While staunchly opposed to labor unions and holding Communist agitation responsible for the Labour movement during the 1920s, he supported social reform, if more in the spirit of Victorian paternalism. From early on, his reputation as an unbending imperialist was well established. At the November 1921 cabinet meeting where a final decision on a proposal to retrocede Weihaiwei to China was to be made, he, alone with George Curzon, another uncompromising imperialist, adamantly opposed the proposal, no matter how worthless the territory was known to be. He lamented Britain’s historic readiness to barter away places such as Java and Corfu, asking “Why melt down the capital collected by our forebears to please a lot of pacifists?”
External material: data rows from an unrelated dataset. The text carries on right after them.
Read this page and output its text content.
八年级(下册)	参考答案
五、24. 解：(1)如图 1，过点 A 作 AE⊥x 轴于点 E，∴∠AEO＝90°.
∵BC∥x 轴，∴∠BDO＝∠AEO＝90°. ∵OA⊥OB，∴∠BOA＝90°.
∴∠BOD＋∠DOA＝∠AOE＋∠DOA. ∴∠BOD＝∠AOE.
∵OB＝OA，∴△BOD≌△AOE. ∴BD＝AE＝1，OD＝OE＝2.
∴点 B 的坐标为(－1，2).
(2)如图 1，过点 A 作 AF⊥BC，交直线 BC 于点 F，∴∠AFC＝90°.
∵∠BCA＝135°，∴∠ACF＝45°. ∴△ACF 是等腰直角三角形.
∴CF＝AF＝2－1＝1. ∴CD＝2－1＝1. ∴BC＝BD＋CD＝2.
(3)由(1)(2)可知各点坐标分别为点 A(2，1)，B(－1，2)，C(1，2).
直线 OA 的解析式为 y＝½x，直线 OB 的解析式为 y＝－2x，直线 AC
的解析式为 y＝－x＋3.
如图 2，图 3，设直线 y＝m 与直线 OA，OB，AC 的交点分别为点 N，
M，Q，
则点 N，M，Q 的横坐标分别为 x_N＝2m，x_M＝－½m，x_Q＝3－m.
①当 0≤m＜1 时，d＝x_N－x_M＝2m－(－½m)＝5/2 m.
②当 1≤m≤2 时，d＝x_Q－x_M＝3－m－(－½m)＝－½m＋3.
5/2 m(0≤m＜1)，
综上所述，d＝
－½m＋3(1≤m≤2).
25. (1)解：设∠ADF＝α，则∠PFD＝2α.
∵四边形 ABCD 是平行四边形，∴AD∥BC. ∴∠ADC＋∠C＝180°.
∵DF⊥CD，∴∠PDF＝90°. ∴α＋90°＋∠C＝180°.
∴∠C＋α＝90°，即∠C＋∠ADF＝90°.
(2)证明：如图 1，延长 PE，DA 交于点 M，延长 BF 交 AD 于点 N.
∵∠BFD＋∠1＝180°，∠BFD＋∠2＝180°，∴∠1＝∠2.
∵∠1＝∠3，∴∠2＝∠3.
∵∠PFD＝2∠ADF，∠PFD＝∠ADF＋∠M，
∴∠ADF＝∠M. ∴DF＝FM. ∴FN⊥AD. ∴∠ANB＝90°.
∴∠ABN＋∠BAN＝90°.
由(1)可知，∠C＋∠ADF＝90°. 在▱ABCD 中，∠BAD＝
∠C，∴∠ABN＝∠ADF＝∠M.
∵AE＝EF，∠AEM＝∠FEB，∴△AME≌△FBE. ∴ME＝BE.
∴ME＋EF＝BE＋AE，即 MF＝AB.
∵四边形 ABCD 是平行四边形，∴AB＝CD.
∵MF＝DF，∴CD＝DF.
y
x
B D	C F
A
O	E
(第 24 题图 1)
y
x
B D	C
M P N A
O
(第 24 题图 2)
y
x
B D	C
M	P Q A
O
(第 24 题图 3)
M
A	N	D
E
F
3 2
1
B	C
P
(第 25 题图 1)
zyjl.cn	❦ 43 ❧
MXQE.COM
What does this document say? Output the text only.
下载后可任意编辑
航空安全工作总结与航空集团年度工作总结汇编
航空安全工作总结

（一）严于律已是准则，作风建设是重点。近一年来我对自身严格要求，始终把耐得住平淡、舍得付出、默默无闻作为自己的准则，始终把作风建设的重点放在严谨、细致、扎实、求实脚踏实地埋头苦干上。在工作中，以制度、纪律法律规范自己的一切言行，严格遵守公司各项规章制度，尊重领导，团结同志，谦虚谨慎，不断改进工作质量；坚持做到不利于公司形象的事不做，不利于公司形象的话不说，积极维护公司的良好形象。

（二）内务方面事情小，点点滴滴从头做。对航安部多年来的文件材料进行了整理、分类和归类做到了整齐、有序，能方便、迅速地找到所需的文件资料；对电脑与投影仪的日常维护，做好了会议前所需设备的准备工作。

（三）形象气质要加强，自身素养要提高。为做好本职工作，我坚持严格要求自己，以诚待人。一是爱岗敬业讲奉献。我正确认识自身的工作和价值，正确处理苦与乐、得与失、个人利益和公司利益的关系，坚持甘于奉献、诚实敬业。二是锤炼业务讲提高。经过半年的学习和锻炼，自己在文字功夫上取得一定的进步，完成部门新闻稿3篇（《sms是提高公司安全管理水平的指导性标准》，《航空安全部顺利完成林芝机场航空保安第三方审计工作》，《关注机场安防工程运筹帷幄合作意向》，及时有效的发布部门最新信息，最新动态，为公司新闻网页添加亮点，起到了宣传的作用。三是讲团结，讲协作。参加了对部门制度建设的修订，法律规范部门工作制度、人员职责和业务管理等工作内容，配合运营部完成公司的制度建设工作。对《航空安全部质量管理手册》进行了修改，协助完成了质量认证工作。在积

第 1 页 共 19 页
Churchill’s attitudes towards and policies regarding Indians and Britain’s rule of the subcontinent are frequently criticized, and have left a lasting and highly contentious mark on his legacy. Historian Walter Reid, who has written admiringly about Churchill’s premiership and “absolutely crucial role during the Second World War,” has however acknowledged that Churchill “was very wrong in relation to India, where his conduct fell far below his usual level.” Reid further observes that while it remains “tough to give a nuanced view on Churchill in a few words,” Churchill’s efforts and those of several fellow back-bench parliamentarians in the 1930s to manipulate the 1935 Government of India Act further entrenched religious and political divisions amongst Hindus, Muslims and the Indian princely rulers.

On October 9, 1974, Great Britain released four stamps to mark the centennial of Winston Churchill’s birth (Scott #728-731). These were denominated 4½ pence (depicting Churchill in a Royal Yacht Squadron uniform in 1942), 5½ pence (Churchill as Prime Minister in 1940), 8 pence (Secretary of War and Air, 1919), and 10 pence (War Correspondent in South African Light Horse Regiment, 1899). The stamps were designed by Collis Clements and Edward Hughes and were printed by Harrison & Sons Ltd using photogravure with 100 stamps per sheet, perforated 14×14½ with “all-over” phosphor tagging.